I refuse to give up this cookbook, it holds too many memories that are dear to me. This is one of the few keepsakes I will not part with, ever. Things are just things to me, outside of a very select few items. My mother’s cookbook, made by me for her out of her scrap pieces of paper, is one of my most cherished of the few.


During the beginning of the pandemic my niece almost lived with me, she spent so much time here. It was her senior year, so she lost all the senior traditions that went with it. We set about the task of creating her own memory cookbook, making each memory and recipe as we went along. 

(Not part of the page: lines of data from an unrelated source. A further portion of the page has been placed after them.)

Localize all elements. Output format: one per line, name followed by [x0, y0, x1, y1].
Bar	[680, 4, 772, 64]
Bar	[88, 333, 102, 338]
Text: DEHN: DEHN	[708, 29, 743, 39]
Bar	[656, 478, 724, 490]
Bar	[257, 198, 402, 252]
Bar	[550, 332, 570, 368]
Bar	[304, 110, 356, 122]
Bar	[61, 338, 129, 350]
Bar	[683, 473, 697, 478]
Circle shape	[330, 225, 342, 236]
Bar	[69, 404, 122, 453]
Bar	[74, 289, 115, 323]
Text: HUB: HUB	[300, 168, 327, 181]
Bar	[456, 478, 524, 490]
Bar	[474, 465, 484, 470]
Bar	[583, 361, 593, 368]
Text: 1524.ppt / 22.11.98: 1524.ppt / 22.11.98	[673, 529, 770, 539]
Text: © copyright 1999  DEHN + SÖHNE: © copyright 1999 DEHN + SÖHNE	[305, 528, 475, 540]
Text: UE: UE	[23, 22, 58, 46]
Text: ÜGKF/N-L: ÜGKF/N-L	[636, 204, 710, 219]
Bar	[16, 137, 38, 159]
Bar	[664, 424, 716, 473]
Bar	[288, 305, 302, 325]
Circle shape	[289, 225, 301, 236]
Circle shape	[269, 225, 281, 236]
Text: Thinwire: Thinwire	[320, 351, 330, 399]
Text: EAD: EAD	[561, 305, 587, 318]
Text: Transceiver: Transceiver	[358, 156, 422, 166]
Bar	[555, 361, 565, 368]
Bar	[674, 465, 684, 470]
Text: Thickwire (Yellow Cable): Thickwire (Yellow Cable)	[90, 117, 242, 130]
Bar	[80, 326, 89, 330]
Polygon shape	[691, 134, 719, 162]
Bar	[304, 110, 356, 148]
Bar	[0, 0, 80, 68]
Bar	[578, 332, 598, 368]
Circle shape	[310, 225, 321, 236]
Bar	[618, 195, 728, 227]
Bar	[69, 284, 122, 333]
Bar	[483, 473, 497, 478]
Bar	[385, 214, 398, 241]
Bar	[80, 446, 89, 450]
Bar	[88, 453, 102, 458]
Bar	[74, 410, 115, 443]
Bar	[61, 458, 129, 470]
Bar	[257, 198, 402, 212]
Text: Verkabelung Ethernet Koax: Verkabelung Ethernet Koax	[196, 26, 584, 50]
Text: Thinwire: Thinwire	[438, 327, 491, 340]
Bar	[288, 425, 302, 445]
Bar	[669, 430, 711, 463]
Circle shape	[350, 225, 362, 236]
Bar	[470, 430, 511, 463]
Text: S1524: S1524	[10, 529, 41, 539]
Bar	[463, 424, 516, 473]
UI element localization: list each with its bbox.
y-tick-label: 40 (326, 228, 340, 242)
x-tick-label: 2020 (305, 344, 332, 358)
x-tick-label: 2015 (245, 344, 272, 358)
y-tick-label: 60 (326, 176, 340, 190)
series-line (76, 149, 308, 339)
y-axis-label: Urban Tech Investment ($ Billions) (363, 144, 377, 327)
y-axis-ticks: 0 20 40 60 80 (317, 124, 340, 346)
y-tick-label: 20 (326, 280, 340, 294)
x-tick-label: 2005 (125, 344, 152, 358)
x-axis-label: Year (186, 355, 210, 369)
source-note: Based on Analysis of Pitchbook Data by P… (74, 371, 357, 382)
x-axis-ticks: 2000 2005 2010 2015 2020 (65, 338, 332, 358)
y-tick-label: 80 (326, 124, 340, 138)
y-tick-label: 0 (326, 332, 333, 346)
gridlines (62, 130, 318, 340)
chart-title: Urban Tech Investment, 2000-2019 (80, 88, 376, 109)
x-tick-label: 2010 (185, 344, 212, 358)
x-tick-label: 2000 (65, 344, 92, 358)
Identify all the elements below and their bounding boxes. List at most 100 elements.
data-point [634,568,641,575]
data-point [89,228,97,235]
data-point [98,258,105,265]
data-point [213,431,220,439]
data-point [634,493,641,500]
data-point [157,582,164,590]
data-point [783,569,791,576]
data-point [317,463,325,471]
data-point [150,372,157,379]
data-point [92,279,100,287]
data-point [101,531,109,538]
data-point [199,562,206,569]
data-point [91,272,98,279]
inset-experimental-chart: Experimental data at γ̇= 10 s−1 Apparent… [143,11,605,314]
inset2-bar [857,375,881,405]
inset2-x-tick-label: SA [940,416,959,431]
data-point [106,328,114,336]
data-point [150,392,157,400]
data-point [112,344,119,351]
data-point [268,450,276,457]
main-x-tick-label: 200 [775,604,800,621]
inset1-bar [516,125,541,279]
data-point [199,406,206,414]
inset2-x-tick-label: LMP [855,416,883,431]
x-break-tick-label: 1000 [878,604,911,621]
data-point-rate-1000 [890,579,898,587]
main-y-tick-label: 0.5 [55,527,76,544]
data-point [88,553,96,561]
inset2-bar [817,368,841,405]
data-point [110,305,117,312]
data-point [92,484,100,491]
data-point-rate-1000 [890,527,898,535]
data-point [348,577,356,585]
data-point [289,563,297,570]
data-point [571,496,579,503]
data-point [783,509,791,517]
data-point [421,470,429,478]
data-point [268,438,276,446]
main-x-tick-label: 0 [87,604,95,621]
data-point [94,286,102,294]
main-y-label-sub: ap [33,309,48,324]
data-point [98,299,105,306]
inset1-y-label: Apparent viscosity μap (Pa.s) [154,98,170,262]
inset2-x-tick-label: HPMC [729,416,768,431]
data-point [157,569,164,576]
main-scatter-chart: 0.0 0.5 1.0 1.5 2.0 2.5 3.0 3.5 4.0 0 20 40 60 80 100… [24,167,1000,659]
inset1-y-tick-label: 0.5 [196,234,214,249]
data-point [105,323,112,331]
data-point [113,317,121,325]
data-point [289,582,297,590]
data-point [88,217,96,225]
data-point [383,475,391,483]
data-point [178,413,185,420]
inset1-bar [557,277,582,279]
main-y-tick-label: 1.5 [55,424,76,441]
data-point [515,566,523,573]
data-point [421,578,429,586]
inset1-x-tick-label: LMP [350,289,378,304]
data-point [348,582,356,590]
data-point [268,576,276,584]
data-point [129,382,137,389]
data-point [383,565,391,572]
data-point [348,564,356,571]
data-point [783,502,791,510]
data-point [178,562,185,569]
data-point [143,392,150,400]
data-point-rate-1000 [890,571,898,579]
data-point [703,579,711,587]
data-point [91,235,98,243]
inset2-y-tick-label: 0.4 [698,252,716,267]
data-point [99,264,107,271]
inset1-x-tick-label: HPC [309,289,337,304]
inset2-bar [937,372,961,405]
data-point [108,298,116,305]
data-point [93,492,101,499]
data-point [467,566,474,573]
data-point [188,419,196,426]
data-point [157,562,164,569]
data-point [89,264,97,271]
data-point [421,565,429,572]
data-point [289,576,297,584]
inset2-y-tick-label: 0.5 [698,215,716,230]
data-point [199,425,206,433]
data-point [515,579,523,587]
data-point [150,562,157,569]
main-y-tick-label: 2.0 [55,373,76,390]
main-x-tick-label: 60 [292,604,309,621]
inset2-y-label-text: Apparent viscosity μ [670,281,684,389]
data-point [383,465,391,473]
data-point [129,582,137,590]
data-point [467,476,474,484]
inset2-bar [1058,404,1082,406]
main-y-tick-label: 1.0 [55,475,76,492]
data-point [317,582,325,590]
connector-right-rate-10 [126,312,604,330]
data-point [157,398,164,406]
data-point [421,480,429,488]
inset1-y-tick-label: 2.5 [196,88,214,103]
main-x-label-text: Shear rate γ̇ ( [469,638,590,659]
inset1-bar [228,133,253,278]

It was complicated by needing to go to Walmart to print things, frequently only to discover their printing booths were out of order due to the pandemic. 


My husband noticed the inconvenience. Now, when my husband buys himself things they are often generic, used, or a lower functioning item that meets his requirement to “just get the job done”. He always feels the need for me to have the “absolute best of the best” high end things, though. 


He surprise-gifted me with this monster printer/photo center/fax/copier computerized thing that I can barely make go due to being inept at technology. 🤣 I am very nearly a Luddite!


After that project, it sat unused for a very long time. Last year at some point, I needed to print something that happened to be in color. So I dusted it off and most of the ink was used previously and what was not had dried up. I obtained new cartridges and called tech support to attempt to “make it go" and they walked me through “cleaning” the mechanisms that ink touches as those were compromised with dried on ink as well.


Over a year later, I printed the recent labels for shipments. Again, mostly dry ink and corrupted print thingies. But it printed a bit. UPS and FedEx reprinted my labels as they would not scan. 


The lovely lotus bamboo prompted the need for color. Each color cartridge is again dried up completely and my prints to go to the nursery were barely visible greyish prints. 


Knowing the flyers are possibly the only color thing I will print for another year or so I hesitate to waste money and replace the color cartridges as each are individual and large high capacity boxes and pricey. 


There is my wonderful trip down memory lane, enjoying the nostalgia and why I really have no need of the wonderful offer to send me a printer to replace my “crappy/not crappy” printer. My hubby’s feelings would be hurt if he felt his gift of the printer was not “the best of the best”. His heart was in the best place when he surprised me with his gift, and to replace his gift with a smaller model would bruise it horribly. It may not be as functional for me and my smaller print jobs, but replacing it would do harm. It’s almost cheaper to simply go back to Walmart now that the pandemic is over, and pay for items to be printed there.